Malaysia, for example, the region’s fastest-growing data center market, is attracting heavy investment thanks to its geography and power capacity. Yet this rapid expansion risks outpacing the nation’s environmental safeguards, particularly around energy diversification and water management. Indonesia has also emerged as a key destination for hyperscale facilities but lacks a unified regulatory framework to ensure energy-efficiency is optimized. India has shown encouraging signs of progress, with several states introducing incentives for green data center design, but national-level policy cohesion remains patchy.

Without a deliberate effort to strengthen regional standards, the long-term consequences may include stranded assets, increased stress on energy sources and emissions trajectories diverging enormously from national climate pledges.

Lessons from Europe and the push for policy alignment

A useful comparison lies in how Europe has approached the same challenge. The EU has adopted a top-down, standardized regulatory model that includes the EU Code of Conduct for Data Centres and public-private initiatives like the Climate Neutral Data Centre Pact. These initiatives set explicit energy efficiency requirements, carbon reduction targets and transparency obligations. 

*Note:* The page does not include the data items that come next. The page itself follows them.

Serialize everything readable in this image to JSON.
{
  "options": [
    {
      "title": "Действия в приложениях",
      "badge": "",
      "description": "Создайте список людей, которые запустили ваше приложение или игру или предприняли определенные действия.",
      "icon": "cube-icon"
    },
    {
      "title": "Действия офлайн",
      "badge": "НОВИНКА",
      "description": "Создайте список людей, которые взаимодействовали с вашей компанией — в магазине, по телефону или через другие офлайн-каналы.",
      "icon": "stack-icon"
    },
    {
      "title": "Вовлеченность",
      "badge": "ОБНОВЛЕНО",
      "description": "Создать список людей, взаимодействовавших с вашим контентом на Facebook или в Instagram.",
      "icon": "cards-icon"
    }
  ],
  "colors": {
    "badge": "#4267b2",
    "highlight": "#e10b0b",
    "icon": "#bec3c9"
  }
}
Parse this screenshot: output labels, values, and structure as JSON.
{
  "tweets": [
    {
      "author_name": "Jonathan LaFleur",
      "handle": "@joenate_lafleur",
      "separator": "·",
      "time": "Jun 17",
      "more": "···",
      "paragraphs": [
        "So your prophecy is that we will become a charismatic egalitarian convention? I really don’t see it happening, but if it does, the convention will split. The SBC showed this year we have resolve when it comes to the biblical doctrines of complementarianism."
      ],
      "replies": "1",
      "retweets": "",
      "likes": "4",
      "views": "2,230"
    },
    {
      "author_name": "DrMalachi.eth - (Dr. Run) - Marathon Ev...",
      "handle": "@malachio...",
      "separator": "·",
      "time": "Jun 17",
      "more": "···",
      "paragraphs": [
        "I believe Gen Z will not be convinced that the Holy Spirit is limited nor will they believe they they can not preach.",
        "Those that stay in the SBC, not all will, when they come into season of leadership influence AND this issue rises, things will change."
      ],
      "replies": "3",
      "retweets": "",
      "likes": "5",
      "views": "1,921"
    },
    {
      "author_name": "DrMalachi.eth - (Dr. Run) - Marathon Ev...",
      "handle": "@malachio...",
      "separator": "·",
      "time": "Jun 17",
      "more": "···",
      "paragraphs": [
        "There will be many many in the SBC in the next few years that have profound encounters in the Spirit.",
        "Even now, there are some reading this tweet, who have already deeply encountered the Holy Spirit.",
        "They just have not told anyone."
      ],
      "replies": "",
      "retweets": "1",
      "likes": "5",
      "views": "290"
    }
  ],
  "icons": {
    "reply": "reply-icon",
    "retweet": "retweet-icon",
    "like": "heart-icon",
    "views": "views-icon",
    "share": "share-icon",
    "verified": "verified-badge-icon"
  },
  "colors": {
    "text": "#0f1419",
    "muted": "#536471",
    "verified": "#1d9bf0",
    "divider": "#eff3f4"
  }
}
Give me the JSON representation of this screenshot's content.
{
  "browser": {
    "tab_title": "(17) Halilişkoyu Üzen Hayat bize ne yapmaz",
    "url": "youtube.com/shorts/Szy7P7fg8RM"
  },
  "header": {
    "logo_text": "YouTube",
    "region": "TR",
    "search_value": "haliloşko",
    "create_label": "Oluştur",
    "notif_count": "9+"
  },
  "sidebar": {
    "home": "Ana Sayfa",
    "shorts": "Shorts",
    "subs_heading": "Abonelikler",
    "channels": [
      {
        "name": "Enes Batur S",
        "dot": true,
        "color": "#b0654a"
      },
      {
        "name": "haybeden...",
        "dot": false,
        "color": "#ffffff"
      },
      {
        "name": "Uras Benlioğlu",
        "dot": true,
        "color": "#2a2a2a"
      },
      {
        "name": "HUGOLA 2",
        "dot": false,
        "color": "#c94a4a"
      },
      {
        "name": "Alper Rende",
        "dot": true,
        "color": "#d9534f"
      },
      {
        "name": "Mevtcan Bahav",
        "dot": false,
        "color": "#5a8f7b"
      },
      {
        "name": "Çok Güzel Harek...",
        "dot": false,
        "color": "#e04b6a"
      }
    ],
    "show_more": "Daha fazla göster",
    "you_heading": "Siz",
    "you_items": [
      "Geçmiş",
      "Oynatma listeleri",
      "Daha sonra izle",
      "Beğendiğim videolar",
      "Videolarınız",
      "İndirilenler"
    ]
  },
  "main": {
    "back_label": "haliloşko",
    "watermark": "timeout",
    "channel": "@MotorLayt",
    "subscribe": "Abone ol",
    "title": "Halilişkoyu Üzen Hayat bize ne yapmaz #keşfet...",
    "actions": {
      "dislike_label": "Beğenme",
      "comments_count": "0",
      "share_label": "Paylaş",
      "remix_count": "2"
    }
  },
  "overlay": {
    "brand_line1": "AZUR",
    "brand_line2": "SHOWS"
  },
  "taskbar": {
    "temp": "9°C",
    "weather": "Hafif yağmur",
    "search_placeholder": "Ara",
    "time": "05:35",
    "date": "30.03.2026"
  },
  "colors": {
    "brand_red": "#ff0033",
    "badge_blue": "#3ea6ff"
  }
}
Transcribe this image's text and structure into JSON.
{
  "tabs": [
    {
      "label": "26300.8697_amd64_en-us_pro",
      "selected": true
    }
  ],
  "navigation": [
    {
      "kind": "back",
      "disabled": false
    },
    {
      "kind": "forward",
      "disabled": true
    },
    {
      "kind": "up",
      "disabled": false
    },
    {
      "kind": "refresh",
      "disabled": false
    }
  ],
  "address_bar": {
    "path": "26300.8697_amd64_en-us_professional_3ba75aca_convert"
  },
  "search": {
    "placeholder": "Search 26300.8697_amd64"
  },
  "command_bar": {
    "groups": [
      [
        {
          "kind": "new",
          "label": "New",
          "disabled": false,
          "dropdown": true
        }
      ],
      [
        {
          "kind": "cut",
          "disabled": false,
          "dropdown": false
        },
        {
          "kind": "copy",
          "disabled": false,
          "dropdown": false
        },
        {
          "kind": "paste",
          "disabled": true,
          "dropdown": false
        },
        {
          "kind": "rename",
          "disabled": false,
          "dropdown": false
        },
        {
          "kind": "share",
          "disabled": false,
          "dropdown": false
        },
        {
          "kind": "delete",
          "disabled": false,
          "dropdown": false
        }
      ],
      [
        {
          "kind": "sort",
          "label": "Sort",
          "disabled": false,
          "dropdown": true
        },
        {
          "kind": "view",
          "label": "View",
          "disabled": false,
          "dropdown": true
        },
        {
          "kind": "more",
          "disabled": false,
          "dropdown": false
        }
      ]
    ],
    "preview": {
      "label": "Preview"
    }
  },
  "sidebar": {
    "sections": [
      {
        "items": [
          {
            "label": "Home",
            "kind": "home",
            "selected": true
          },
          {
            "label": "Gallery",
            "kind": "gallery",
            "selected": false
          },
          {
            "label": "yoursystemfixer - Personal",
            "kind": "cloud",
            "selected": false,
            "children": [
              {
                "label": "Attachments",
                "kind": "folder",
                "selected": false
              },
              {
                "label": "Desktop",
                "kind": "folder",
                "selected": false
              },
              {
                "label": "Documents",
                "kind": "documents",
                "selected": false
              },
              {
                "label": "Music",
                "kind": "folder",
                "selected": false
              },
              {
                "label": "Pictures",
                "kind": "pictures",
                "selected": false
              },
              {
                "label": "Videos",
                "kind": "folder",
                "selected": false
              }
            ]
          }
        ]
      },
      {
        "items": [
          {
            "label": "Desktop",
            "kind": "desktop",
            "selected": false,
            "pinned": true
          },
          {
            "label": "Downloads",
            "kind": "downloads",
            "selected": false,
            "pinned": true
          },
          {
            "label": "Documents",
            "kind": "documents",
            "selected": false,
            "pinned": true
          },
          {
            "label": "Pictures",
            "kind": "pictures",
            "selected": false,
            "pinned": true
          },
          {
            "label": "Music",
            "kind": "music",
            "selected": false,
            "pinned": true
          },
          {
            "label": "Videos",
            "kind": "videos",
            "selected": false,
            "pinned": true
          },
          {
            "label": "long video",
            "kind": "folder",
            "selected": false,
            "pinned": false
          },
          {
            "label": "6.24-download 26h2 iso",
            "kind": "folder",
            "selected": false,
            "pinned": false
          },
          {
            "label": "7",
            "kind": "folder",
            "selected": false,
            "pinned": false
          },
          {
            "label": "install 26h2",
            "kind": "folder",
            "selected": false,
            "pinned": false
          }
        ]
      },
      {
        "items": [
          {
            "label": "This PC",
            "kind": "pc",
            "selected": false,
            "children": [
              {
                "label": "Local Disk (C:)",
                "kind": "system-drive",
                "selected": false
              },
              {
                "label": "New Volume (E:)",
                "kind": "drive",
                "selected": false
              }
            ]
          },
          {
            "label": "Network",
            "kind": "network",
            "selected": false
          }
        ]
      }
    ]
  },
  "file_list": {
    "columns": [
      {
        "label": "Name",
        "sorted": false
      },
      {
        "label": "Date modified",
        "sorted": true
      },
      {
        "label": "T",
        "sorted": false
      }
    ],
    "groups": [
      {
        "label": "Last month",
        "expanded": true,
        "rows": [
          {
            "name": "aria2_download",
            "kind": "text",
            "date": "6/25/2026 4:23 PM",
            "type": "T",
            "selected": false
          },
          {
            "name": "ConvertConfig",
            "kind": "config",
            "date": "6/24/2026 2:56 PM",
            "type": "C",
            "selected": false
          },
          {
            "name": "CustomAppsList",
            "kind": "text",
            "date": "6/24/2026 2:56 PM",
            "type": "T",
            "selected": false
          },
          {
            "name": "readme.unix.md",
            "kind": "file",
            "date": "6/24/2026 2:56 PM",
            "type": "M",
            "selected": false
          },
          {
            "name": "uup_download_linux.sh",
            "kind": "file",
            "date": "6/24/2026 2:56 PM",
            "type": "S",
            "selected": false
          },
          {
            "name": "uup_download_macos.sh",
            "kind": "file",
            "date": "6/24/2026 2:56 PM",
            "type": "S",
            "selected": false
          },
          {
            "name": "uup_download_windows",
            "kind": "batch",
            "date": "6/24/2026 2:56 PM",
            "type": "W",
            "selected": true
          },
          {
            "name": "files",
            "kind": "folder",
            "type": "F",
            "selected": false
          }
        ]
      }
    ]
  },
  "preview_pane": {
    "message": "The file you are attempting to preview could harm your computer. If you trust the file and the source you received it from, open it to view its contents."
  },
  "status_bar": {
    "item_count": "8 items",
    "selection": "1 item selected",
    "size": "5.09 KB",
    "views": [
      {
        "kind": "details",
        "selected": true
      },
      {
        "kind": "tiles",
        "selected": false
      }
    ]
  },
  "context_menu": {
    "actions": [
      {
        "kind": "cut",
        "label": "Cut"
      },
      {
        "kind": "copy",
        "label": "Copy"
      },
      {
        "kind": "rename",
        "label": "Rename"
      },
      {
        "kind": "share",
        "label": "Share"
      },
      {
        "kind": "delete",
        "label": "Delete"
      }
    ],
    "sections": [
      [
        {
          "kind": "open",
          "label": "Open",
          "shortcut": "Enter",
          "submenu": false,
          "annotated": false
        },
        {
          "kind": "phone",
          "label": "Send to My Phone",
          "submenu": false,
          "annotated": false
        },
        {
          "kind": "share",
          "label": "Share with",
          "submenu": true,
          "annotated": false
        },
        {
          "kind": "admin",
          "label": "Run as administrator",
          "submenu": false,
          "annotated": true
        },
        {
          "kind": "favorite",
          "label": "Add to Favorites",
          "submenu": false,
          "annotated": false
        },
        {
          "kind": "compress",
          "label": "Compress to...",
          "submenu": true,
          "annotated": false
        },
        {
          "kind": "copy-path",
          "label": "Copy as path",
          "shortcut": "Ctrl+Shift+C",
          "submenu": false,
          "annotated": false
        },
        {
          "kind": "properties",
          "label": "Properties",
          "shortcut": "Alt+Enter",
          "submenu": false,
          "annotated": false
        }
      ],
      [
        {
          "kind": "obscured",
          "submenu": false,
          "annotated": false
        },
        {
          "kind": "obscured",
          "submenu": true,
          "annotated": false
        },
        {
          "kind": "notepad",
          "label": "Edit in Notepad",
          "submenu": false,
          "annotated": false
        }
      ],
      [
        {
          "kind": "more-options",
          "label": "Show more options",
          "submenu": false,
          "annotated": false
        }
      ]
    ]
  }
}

Europe recognized early on that digitization and the growth of data infrastructure would have massive implications for energy use and carbon emissions. Countries like Sweden, the Netherlands, and Germany began noticing that data centers were consuming outsized portions of their national electricity — particularly given Europe's relatively high energy costs. This caused grid stress in certain regions and public backlash over land use, water consumption, and electricity prioritization. In tandem, it was setting itself bold legally binding climate commitments, subjecting all industries to rigorous emissions reductions.

Europe now treats data center sustainability as an extension of climate law, with data centers defined as “essential services” subject to environmental performance benchmarks. Europe and the US also operate far more interconnected, mature, and market-driven grids.  By contrast, APAC economies tend to use a more decentralized and incentive-led approach, driven by investor pressure, which is harder to enforce and results in inconsistencies. Power grids in APAC are often fragmented, less integrated, and in many countries, largely isolated from one another. There is limited cross-border electricity trade, and regional interconnections (like the ASEAN Power Grid) are still in early stages. Europe’s grid is highly integrated, allowing for significant cross-border electricity flows, which helps balance supply and demand and supports large-scale renewable integration. Though more difficult without the centralized governance system that Europe has, synchronization across the APAC region and shared modelling will lead to much greater efficiencies.

Closing the policy gap

Across the region, there’s growing recognition that if data centers are allowed to become energy sinks without policy safeguards, they could undermine national climate goals. If managed wisely, however, they could become powerful drivers of clean energy deployment and technological innovation. Thankfully, momentum is building. Singapore, for instance, has begun issuing conditional approvals for new data centers based on their environmental performance, while Thailand and Japan are gradually aligning national strategies to support greener digital infrastructure .

By setting out clear policy frameworks and incentivizing data center innovation— such as AI-optimized cooling systems or modular, low-carbon design—APAC could set a new global benchmark for sustainable digital infrastructure. This would not only future-proof the region’s tech economies but also strengthen their hand in global climate negotiations and ESG-conscious supply chains. Get this right, and Asia could lead the world in building a digital economy fit for a net-zero future. Get it wrong, and we will see crucial environmental targets missed at a massive cost for the region’s economy and - most importantly - for the planet.